Join Swami Padmanabha and Patrick Beldio, a Sufi practitioner, scholar, sculptor, and sweet human being, as they dynamically explore the connection between mystery, the mystic, and art in living relationship with each other.
Quote From Radical Personalism that opens the discussion:
“In general, present-day Gaudiya Vaishnavism seems to be stuck in what we may call an overdose of confidence, or a profound inability to deal with uncertainty, liminality, and paradox, all of which create a necessary displacement from our comfort zone. Instead of discarding mystery by claiming a perfect understanding, we are invited to harmonize and include all contradictions and dilemmas in a higher synthesis, as part of our inner project. We call this Radical Unknowing.”
- To this Patrick adds from his own early experience with the Catholic tradition, where often the “right answers” are taught, this prevents a living experience of knowledge, where there is nothing to discover on the other side.
- Then Patrick and Swami share a magical unfolding of the process of evolution of the artist through the art, regardless of the medium. The artists themselves do not fully understand what they are encountering, that they are contending with something that they don’t understand. This is the difference between artists and performers.

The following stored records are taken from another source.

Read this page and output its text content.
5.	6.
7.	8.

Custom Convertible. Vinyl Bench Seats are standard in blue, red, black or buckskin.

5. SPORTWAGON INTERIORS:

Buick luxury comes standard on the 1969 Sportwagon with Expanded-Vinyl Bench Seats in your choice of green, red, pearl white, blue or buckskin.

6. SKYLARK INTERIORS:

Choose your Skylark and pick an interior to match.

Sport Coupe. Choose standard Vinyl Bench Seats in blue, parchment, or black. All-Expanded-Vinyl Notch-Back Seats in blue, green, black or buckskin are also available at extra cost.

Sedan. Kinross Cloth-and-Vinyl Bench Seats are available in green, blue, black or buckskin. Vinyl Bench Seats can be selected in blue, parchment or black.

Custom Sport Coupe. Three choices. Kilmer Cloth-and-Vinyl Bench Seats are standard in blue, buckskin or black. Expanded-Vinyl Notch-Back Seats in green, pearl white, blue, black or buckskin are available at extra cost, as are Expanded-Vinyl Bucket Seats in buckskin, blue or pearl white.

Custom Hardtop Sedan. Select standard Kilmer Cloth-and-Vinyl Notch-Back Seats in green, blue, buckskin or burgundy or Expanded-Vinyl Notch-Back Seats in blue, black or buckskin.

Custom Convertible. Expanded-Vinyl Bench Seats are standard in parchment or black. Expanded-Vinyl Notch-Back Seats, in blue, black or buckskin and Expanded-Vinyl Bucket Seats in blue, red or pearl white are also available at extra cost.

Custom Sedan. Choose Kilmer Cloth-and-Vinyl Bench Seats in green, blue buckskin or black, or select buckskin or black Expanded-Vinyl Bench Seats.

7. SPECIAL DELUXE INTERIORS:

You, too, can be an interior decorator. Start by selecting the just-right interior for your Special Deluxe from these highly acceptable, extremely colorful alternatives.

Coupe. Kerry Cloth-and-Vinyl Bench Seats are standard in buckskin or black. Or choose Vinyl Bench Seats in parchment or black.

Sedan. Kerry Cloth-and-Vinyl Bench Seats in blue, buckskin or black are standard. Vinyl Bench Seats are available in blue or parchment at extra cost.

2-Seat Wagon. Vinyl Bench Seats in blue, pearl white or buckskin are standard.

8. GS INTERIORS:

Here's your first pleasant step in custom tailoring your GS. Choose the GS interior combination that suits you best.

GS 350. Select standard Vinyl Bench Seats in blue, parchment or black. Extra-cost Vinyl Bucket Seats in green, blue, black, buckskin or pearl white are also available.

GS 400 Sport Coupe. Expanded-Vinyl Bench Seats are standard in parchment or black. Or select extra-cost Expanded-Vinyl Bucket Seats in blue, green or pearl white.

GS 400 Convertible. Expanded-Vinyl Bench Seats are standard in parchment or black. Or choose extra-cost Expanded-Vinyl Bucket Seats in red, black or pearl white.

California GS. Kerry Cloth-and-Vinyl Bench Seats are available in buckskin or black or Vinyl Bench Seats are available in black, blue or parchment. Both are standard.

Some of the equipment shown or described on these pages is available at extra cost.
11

- Each new layer of discovery positions the artist n a new level of ignorance which leaves the artist feeling-un-finished. Patrick shares that each sculpture is an object of failure. Acknowledging the failure is part of the success of the art.
- Touched by a quote from Dostoevsky that “Beauty will save the world,” an illuminating discussion further ensues of how art is an entering into mystery and extracting a new sense of purpose, and how by finding that purpose, the world will be save. We are all invited to be artists and to enter int the unknown, extract meaning and purpose and offer that to the world. That is beauty.
- The creative process unites opposites and is a messy job. Those who appreciate that will be transformed. “Art reveals what nature hides” . The creative tension is to reveal the mystery, while at the same time retain the mystery and not feel the necessity to solve it. the artist facilitates a revelation of mystery beyond that of the mind.
- Patrick very openly and vulnerably shared his experience of entering the cave of mystery, and coexisting there for some time as part of his journey, participating in the spiritual exercises as design by St Ignatius, and the crucial role of surrender in the spiritual journey, where there is both an honest wrestling with and an opening to the divine’s will. Silence, and the profound breaking of that silence, has the ability to dissolve the boundary between that separates the gross plane and the spiritual plane, and “let the spiritual energy rain down on earth.”
- Vulnerability and unconditional love was discussed, and how, never having experienced such love, one may be traumatized by it, not knowing where to put it. The English word “blessing” is related to the French word “blessée” which means wound.
- The discussion wound its way to speaking about the value of opposition as fuel for progress and how this is an all-pervading theme throughout sacred texts. Patrick often discusses this with his students. We know that opposition is healthy but yet we still don’t like it. It is experiences as an imperfect means that manifests perfection.